Hi @martwetzels,
Thanks for joining the call with us today, always a pleasure talking to you. Please find below a summary of the call + action item.
- Data mutation: A lot of data coming every minute or so + data may be redundant. Goal here is to have a way where only the new data needs to be inserted. The way to achieve this we discussed was basically through an upsert where you can first find out which data points don’t exist already and only insert them, which is possible and is an efficient way.
- Querying all the data points for a time range
- Querying all the data points for a time range for a user
Your system is such that a User can remain there for about 1-2yrs at max. After that, there won’t be any data coming in for that user. But, there will be new users coming in, so the data linked to Providers is going to keep increasing.

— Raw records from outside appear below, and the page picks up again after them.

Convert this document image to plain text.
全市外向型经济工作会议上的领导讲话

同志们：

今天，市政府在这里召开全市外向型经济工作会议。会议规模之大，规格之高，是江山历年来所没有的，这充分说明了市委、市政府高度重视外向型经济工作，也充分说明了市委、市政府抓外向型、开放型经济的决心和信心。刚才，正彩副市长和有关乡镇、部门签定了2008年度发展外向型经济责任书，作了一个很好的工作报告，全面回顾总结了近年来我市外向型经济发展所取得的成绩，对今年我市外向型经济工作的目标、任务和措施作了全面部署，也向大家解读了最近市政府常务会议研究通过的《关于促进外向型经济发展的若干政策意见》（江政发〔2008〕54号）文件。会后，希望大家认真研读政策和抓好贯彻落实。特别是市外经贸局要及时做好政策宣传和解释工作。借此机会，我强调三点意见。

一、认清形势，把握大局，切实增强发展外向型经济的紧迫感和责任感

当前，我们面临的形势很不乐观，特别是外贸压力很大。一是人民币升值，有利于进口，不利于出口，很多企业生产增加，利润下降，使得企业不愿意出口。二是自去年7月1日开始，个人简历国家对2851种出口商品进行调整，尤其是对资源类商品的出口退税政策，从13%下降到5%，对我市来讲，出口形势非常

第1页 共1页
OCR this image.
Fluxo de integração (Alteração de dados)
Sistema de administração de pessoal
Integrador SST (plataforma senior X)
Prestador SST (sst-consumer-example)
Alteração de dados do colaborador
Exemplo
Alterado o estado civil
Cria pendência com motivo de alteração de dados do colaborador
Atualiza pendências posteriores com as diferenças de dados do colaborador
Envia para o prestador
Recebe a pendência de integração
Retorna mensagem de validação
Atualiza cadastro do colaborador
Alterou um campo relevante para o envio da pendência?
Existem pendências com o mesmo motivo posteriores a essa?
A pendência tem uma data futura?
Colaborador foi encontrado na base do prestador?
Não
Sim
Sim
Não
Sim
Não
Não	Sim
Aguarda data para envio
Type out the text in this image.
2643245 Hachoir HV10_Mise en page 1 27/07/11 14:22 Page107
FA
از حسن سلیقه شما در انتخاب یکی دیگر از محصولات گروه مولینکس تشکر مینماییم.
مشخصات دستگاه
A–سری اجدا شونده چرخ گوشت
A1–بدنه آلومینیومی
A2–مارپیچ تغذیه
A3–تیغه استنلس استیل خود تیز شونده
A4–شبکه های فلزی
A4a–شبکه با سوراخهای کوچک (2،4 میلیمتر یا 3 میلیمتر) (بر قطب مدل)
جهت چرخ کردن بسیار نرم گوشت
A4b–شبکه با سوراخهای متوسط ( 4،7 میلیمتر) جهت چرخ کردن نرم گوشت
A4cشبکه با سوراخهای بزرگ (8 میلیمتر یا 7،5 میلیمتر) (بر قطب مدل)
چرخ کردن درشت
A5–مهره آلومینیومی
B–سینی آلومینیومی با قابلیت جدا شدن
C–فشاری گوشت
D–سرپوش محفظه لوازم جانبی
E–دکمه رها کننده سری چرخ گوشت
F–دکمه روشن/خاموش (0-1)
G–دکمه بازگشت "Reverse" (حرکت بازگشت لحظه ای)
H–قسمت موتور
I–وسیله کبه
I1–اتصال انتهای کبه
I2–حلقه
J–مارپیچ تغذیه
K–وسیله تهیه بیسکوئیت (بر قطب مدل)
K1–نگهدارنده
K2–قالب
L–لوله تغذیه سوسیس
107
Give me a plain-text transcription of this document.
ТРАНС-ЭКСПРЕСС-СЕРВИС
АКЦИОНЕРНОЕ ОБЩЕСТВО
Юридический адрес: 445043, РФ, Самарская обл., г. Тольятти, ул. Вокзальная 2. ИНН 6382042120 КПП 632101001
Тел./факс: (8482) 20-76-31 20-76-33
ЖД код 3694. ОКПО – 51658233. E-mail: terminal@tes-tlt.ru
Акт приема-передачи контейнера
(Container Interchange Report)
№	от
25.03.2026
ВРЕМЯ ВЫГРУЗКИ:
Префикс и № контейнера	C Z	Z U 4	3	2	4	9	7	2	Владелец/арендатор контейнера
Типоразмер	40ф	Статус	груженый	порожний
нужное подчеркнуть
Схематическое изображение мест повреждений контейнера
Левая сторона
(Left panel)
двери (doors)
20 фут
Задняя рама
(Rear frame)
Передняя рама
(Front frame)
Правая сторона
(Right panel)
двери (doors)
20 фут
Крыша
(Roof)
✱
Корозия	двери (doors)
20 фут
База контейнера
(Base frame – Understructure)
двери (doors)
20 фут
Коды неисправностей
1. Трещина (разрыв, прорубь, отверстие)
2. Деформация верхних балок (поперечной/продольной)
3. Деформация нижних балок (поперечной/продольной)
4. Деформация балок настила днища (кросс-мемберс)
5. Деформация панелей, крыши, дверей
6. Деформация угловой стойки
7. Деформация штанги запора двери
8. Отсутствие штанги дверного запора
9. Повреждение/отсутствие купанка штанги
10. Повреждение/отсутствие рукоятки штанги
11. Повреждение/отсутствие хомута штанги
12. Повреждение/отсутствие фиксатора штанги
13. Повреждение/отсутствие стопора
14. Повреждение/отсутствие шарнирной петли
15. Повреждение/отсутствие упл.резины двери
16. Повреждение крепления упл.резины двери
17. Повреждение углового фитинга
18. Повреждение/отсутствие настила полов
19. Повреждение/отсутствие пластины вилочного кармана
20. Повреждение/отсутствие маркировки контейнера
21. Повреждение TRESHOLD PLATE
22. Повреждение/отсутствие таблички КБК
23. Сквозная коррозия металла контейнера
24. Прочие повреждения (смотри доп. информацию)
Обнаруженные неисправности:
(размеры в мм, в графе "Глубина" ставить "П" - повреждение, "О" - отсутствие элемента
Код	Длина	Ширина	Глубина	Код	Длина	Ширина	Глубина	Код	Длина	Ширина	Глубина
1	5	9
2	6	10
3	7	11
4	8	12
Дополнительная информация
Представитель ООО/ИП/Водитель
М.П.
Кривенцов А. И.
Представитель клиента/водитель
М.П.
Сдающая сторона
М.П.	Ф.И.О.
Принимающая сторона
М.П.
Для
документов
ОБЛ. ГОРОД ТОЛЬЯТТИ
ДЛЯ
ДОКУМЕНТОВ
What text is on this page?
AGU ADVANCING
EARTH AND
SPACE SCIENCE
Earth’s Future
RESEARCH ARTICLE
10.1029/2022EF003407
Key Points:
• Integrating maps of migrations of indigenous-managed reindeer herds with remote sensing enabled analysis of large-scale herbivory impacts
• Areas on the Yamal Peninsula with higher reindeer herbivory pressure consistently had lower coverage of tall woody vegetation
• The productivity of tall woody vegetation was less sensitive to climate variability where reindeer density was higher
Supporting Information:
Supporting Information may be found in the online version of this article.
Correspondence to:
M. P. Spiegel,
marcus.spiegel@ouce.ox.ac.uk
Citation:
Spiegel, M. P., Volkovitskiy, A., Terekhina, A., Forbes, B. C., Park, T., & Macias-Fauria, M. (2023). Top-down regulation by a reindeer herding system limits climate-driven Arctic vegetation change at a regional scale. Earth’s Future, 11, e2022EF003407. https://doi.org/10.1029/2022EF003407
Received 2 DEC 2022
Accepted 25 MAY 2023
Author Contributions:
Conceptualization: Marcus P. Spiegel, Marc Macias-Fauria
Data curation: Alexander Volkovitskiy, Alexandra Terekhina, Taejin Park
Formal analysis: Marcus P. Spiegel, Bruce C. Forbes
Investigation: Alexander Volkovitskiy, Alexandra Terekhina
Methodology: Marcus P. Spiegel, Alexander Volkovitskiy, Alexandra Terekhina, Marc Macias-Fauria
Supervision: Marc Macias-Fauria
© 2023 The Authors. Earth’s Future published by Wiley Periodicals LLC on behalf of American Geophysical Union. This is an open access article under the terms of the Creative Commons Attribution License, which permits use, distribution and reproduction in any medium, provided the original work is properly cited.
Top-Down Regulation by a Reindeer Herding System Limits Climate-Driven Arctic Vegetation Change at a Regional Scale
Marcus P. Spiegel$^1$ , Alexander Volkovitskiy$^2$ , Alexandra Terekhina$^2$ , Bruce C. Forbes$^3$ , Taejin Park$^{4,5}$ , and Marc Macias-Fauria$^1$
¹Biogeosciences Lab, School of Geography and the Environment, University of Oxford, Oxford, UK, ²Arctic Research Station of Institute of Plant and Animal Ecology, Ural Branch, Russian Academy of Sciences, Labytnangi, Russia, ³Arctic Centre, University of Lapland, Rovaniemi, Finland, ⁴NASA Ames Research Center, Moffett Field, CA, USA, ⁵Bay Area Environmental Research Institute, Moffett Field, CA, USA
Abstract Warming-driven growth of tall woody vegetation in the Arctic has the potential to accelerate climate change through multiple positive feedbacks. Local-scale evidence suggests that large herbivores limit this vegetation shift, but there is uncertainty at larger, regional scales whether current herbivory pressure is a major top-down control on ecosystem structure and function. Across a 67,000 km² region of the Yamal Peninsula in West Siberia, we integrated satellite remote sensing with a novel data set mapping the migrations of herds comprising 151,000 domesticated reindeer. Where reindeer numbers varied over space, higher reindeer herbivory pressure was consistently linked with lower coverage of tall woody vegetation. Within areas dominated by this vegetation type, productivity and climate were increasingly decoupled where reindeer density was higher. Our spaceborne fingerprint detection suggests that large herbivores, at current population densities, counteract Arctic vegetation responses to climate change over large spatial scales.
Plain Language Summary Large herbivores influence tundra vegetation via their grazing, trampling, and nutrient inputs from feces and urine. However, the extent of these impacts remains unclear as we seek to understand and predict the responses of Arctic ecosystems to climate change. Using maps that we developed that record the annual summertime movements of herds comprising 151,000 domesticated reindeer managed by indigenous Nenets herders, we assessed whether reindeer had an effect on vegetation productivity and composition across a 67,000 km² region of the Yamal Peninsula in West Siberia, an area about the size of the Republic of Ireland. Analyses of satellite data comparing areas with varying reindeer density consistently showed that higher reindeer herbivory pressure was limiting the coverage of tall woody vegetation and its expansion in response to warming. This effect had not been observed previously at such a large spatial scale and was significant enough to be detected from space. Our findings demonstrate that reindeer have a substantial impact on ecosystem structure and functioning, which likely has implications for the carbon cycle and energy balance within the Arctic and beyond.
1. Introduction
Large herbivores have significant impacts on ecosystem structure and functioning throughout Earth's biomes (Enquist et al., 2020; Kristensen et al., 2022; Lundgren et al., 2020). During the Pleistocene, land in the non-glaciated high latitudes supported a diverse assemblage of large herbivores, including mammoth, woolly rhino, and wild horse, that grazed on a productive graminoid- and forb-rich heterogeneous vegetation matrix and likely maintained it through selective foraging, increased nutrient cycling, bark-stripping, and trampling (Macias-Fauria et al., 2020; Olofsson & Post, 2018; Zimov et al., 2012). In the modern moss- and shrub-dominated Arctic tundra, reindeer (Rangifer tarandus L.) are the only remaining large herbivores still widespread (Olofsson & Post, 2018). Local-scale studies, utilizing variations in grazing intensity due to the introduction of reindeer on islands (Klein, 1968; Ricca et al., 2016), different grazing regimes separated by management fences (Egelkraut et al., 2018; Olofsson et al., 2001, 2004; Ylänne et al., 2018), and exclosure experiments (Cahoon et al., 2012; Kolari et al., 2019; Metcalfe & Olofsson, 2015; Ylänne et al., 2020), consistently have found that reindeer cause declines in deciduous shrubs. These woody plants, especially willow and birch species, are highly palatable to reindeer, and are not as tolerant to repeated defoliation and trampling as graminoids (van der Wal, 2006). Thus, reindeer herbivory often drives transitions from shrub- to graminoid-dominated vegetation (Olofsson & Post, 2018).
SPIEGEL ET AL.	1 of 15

So, you are concerned about having millions/billions of edges from a single Provider node to a lot of Data nodes and how to traverse that efficiently. The most important thing here is to build a graph that can be traversed efficiently to answer the queries you are doing. For that, we discussed how can you design your schema. There were two major approaches that we discussed:
-
Have User, Provider and Data as a type, and in Data nodes have a predicate to store the timestamp and index it. Also, link the Data node to the corresponding User and Provider nodes. That way you will be able to answer both the queries with the minimal graph traversal with the help of index on the timestamp. This is where you will need the
betweenfunction, which will make your queries more efficient than the current state. We already forwarded this feature internally and expressed your interest in -
Have User, Provider and Data as a type, but this time don’t store timestamp in the Data. Instead have different types called Year, Month, Day, Hour, …, Second. Since we know apriori that a year is going to have only 12 months, so it will have 12 different edges connecting it to each month. Similarly, for other types like Month, Day, etc.
Then, for a User, link it with the data through the hierarchy of Year->month-> … → Second.
Finally, the data will have an edge back to the User and Provider.
This way, you will need small indexes, and this should be more efficient for your queries than the previous approach.
Agreed Action Item
- You are going to try both these approaches, and perform some benchmarks. Then you are going to ping us back with the results, and then we can see if it can be improved further.
Best
Omar & Abhimanyu